Murray Gemma G R, Wang Fang, Harrison Ewan M, Paterson Gavin K, Mather Alison E, Harris Simon R, Holmes Mark A, Rambaut Andrew, Welch John J
Department of Genetics University of Cambridge Downing Street Cambridge CB2 3EH UK.
Department of Veterinary Medicine University of Cambridge Madingley Road Cambridge CB3 0ES UK.
Methods Ecol Evol. 2016 Jan;7(1):80-89. doi: 10.1111/2041-210X.12466. Epub 2015 Sep 22.

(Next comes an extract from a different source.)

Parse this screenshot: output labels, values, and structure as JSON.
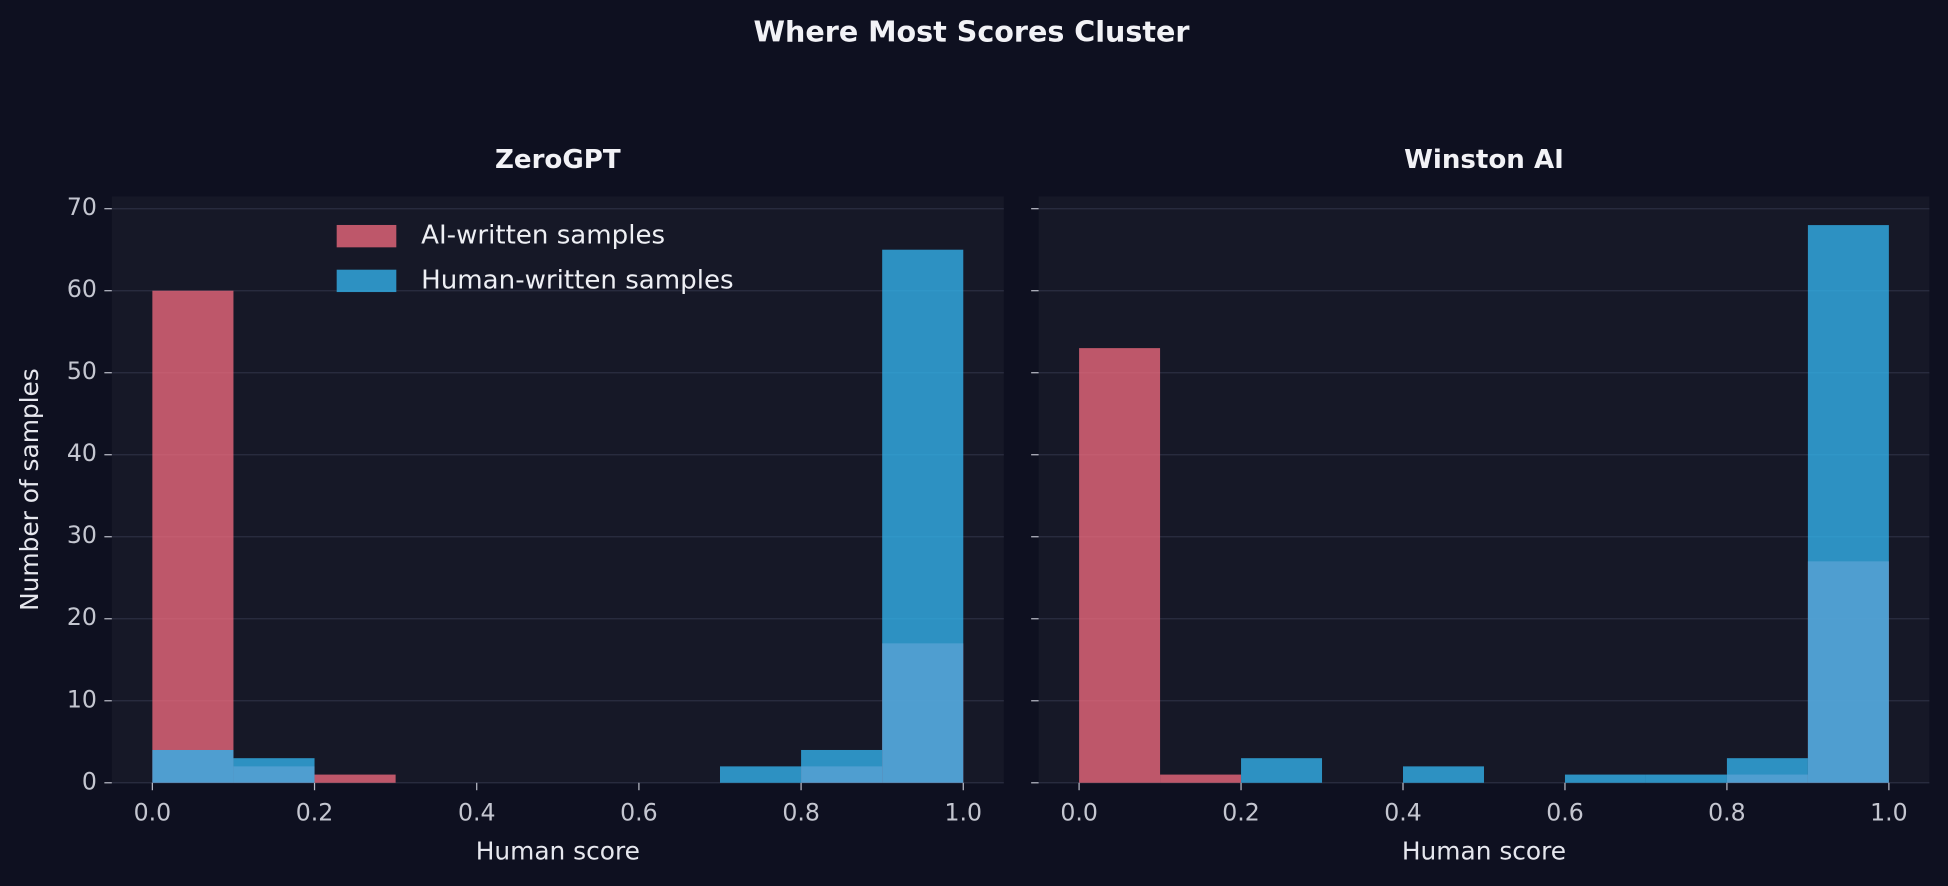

'Dated-tip' methods of molecular dating use DNA sequences sampled at different times, to estimate the age of their most recent common ancestor. Several tests of 'temporal signal' are available to determine whether data sets are suitable for such analysis. However, it remains unclear whether these tests are reliable.We investigate the performance of several tests of temporal signal, including some recently suggested modifications. We use simulated data (where the true evolutionary history is known), and whole genomes of methicillin-resistant (to show how particular problems arise with real-world data sets).We show that all of the standard tests of temporal signal are seriously misleading for data where temporal and genetic structures are confounded (i.e. where closely related sequences are more likely to have been sampled at similar times). This is not an artefact of genetic structure or tree shape , and can arise even when sequences have measurably evolved during the sampling period. More positively, we show that a 'clustered permutation' approach introduced by Duchêne . (, , 2015, 1895) can successfully correct for this artefact in all cases and introduce techniques for implementing this method with real data sets.The confounding of temporal and genetic structures may be difficult to avoid in practice, particularly for outbreaks of infectious disease, or when using ancient DNA. Therefore, we recommend the use of 'clustered permutation' for all analyses. The failure of the standard tests may explain why different methods of dating pathogen origins have reached such wildly different conclusions.
分子定年的“带时间戳提示”方法利用在不同时间采样的DNA序列来估计它们最近共同祖先的年代。有几种“时间信号”测试可用于确定数据集是否适合此类分析。然而,这些测试是否可靠仍不明确。我们研究了几种时间信号测试的性能,包括一些最近提出的改进方法。我们使用模拟数据(其真实进化历史已知)以及耐甲氧西林金黄色葡萄球菌的全基因组(以展示实际数据集中如何出现特定问题)。我们表明,对于时间结构和遗传结构相互混淆的数据(即亲缘关系较近的序列更有可能在相似时间被采样),所有标准的时间信号测试都会产生严重误导。这并非遗传结构或树形的人为产物,即使序列在采样期间有可测量的进化,也可能出现这种情况。更积极的是,我们表明由迪谢纳引入的“聚类置换”方法(迪谢纳,2015年,第1895页)在所有情况下都能成功校正这种人为现象,并介绍了在实际数据集中实施该方法的技术。时间结构和遗传结构的混淆在实践中可能难以避免,特别是对于传染病爆发或使用古代DNA时。因此,我们建议在所有分析中使用“聚类置换”方法。标准测试的失败可能解释了为什么不同的病原体起源定年方法得出了如此大相径庭的结论。